To his left, the Pandava army stretched like a dark river — thousands
of soldiers who had left their families and farms to fight for him,
who believed in his cause, who were counting on his arrows to fly
true. Their banners snapped in the dry wind. Their horses pawed
the dust. They were ready.
To his right, the Kaurava army stood in perfect formation. And there,
at the front, gleaming in the morning light, was the silver armor of
Bhishma — grandfather Bhishma, who had held Arjuna on his knee as
a child and told him stories about the stars. Beside Bhishma stood
Drona, calm as a temple pond, the man who had placed the first bow
in Arjuna's small hands and said, "You are born for this." Drona,
who had made Arjuna practice until his fingers bled, then wrapped
those fingers himself with clean cloth and said, "Tomorrow, again."

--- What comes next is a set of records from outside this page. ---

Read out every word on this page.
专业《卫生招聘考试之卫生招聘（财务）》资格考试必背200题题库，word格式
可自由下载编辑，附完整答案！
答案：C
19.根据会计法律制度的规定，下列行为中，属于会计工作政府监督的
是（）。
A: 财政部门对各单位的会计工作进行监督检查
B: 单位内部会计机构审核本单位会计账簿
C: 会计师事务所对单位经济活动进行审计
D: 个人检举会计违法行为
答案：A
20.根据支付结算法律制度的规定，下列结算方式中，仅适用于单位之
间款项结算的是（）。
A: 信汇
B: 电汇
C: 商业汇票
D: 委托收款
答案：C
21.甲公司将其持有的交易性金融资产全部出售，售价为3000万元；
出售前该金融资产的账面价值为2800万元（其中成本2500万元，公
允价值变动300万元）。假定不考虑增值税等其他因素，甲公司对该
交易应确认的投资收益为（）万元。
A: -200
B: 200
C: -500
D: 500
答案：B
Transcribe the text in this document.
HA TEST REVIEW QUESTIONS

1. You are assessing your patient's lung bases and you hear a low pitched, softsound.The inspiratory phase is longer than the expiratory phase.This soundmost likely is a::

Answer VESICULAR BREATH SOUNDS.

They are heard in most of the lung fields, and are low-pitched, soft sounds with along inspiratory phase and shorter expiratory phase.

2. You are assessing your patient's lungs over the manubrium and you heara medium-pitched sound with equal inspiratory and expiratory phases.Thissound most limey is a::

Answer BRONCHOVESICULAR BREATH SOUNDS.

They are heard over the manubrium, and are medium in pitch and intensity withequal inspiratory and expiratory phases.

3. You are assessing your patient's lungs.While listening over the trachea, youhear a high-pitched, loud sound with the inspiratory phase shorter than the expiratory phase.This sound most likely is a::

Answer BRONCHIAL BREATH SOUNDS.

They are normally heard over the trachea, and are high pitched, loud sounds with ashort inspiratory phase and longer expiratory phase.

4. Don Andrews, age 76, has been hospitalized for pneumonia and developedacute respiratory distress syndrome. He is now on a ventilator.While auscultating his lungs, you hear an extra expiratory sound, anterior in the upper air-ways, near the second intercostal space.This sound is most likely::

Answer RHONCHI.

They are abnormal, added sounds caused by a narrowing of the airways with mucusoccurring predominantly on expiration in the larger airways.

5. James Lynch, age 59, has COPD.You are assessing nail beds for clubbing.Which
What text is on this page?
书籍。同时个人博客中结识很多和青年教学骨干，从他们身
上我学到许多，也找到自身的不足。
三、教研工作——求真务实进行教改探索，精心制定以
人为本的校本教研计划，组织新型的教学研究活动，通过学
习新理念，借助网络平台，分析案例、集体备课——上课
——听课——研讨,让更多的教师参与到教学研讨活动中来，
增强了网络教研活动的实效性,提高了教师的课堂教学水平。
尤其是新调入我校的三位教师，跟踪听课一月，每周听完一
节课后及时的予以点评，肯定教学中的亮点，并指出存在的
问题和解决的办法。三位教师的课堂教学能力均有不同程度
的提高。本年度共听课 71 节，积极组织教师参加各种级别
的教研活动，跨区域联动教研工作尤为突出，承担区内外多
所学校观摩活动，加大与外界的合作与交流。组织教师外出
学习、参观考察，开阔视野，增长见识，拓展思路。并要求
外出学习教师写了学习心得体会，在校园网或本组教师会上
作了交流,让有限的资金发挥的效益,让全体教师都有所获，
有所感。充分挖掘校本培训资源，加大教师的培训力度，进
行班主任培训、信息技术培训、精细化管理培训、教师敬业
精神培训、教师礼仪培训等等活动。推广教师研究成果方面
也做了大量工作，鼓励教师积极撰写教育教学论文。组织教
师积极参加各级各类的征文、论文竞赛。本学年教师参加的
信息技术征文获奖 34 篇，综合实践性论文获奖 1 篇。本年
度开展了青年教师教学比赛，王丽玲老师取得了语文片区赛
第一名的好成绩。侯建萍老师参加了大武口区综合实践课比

Arjuna's mind spun like a wheel stuck between two ruts.
If we win, he thought, then Bhishma will fall. His silver armor will
be dented and still. Drona's calm eyes will close forever. And I will
stand on a field of victory that is also a graveyard of everyone who
ever loved me. What kingdom is worth that? What throne can I sit on
without seeing their faces?
But if we lose — then everything my brothers have suffered, every
year of exile in the forest, every humiliation Draupadi endured,
every promise broken by the Kauravas — all of it will have been
for nothing. Yudhishthira's patience, wasted. Bhima's rage, wasted.
My own vows, smoke in the wind.
Win, and the people I love are dead. Lose, and the people I love
have suffered for nothing.
Arjuna looked at Krishna, hoping his friend would offer some third
path, some clever escape from this impossible choice. But Krishna
only held the reins and waited. The white horses stood still. A
crow cried somewhere overhead, circling.
This is the paralysis that comes when every road leads to pain.
Not laziness. Not cowardice. The honest recognition that some
choices do not have a clean answer — that sometimes both doors are
locked, and the key to one is the cost of the other.
Arjuna was not a fool. He was a man staring at two futures, and in
neither one could he find a place to stand without his heart breaking.